Sébastien Lecornu a présenté vendredi les grandes lignes d'une nouvelle mouture du projet de loi de finances (PLF) pour 2026, qu'il a présenté comme un texte d'équilibre sans dire comment il entendait le faire adopter, au lendemain de la suspension par le gouvernement des débats budgétaires à l'Assemblée nationale.

"Le gouvernement ne renoncera pas au compromis", a dit le Premier ministre sur le perron de Matignon, après avoir dénoncé "une stratégie cynique et profondément délibérée" de blocage de la part d'une partie des députés, visant La France insoumise (extrême gauche) et le Rassemblement national (extrême droite).

"Nous continuerons de travailler avec les groupes parlementaires qui ont le courage de faire passer l'intérêt général avant leurs intérêts partisans", a poursuivi Sébastien Lecornu, assurant que le nouveau projet de budget "est meilleur, il peut rassembler et il est, je le crois, responsable".

"Il traduit des choix politiques, il n'obéit pas à la seule logique comptable, il conforte des engagements pour la France, il respecte le travail, les efforts et les attentes de nos concitoyens."

Sur la question du pouvoir d'achat des travailleurs, le Premier ministre a notamment annoncé le maintien et même une réforme de la prime d'activité, ce qui permettra selon lui à quelque trois millions de foyers qui gagnent le SMIC ou un peu plus que le SMIC de "gagner plus".

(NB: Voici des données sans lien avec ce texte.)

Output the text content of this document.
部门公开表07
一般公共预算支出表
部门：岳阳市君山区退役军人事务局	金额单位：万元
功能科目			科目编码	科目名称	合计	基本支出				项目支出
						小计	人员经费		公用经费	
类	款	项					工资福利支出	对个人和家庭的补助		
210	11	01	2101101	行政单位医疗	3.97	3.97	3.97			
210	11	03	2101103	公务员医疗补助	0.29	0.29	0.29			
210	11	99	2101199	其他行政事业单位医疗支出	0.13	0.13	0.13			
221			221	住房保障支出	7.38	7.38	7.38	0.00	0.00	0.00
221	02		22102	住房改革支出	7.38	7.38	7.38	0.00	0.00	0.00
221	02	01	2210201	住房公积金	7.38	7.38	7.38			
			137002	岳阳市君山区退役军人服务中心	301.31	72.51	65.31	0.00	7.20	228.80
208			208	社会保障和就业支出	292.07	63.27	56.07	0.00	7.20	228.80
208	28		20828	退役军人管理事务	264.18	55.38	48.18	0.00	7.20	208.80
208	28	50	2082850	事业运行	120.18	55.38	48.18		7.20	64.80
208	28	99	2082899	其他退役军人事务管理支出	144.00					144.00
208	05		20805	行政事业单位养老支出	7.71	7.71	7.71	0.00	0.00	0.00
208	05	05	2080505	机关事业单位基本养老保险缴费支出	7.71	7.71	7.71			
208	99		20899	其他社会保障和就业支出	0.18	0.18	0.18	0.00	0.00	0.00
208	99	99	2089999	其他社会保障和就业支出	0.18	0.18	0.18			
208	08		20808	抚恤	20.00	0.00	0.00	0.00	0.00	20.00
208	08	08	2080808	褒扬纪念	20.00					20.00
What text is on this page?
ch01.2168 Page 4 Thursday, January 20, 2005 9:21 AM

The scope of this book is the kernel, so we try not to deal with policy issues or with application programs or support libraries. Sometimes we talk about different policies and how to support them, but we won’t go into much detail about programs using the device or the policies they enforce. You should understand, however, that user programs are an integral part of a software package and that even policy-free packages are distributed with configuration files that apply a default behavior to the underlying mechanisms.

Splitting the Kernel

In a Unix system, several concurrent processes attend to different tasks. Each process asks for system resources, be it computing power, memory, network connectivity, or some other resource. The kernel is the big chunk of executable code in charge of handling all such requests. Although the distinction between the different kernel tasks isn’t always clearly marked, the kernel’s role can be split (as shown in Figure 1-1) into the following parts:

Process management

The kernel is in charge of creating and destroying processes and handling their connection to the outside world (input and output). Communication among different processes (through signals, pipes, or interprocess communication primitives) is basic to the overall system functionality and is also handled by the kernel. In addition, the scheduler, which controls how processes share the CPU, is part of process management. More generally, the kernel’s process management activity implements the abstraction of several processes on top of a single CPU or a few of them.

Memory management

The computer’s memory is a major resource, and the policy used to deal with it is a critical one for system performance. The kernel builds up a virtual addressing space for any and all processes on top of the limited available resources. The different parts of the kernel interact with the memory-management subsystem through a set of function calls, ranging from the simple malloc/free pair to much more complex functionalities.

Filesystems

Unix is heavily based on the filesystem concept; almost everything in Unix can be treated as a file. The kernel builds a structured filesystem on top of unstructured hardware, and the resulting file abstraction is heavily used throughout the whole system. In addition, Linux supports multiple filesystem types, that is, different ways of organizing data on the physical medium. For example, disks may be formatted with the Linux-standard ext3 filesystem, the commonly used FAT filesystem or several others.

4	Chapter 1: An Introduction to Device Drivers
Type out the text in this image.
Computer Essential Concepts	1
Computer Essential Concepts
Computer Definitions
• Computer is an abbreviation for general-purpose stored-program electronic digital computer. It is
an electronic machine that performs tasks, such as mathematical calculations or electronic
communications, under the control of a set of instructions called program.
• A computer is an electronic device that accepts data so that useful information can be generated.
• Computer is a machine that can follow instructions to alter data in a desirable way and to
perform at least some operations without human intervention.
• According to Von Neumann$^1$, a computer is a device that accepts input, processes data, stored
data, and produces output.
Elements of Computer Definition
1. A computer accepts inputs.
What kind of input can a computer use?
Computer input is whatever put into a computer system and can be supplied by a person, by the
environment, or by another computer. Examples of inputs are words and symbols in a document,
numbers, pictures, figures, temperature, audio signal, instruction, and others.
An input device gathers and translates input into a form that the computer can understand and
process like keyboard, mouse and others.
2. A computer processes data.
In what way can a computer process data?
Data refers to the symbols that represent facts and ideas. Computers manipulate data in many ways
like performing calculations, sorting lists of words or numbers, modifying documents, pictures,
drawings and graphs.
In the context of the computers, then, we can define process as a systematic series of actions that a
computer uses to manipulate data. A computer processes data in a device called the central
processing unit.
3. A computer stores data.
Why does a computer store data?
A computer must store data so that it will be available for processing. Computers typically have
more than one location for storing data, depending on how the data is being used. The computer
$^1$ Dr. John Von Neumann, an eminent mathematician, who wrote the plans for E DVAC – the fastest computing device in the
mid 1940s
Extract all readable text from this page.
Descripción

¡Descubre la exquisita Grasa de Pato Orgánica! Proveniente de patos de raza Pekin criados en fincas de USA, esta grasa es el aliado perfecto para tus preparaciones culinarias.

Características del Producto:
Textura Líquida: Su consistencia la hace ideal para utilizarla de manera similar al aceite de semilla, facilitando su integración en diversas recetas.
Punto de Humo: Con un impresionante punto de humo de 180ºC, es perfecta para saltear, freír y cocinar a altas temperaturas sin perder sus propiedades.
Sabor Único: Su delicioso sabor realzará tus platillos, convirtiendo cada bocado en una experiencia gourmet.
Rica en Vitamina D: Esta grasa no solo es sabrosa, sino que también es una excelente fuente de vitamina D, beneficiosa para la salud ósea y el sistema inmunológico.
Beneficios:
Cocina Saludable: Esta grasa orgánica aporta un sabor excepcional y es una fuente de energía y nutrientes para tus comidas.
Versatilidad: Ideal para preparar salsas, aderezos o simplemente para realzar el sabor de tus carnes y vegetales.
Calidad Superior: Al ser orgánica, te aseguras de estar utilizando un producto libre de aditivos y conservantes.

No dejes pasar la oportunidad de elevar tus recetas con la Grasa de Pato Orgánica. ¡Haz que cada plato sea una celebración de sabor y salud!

Il a aussi écarté une "année blanche" pour l'impôt sur le revenu, qui aurait rendu imposables de nouveaux ménages, en promettant la revalorisation du barème "pour que l'inflation ne se transforme pas en augmentation masquée de cet impôt".

Vantant un budget de "compromis" et de "bon sens", Sébastien Lecornu a exclu toute mesure affectant négativement l'apprentissage des jeunes, les allocations pour les personnes en situation de handicap, les allocations sur le logement ou encore les bourses étudiantes.

Après d'ultimes négociations avec le Parti socialiste (PS), le Premier ministre a confirmé l'instauration d'un "repas à 1€ au restaurant universitaire" dès le mois de mai et la création de 2.000 postes dans l'éducation nationale.

Sur le réseau social X, le PS a jugé après les déclarations du Premier ministre que sa méthode avait "payé", tout en ajoutant que ce budget n'est pas le sien et reste insuffisant mais que "les avancées sont réelles".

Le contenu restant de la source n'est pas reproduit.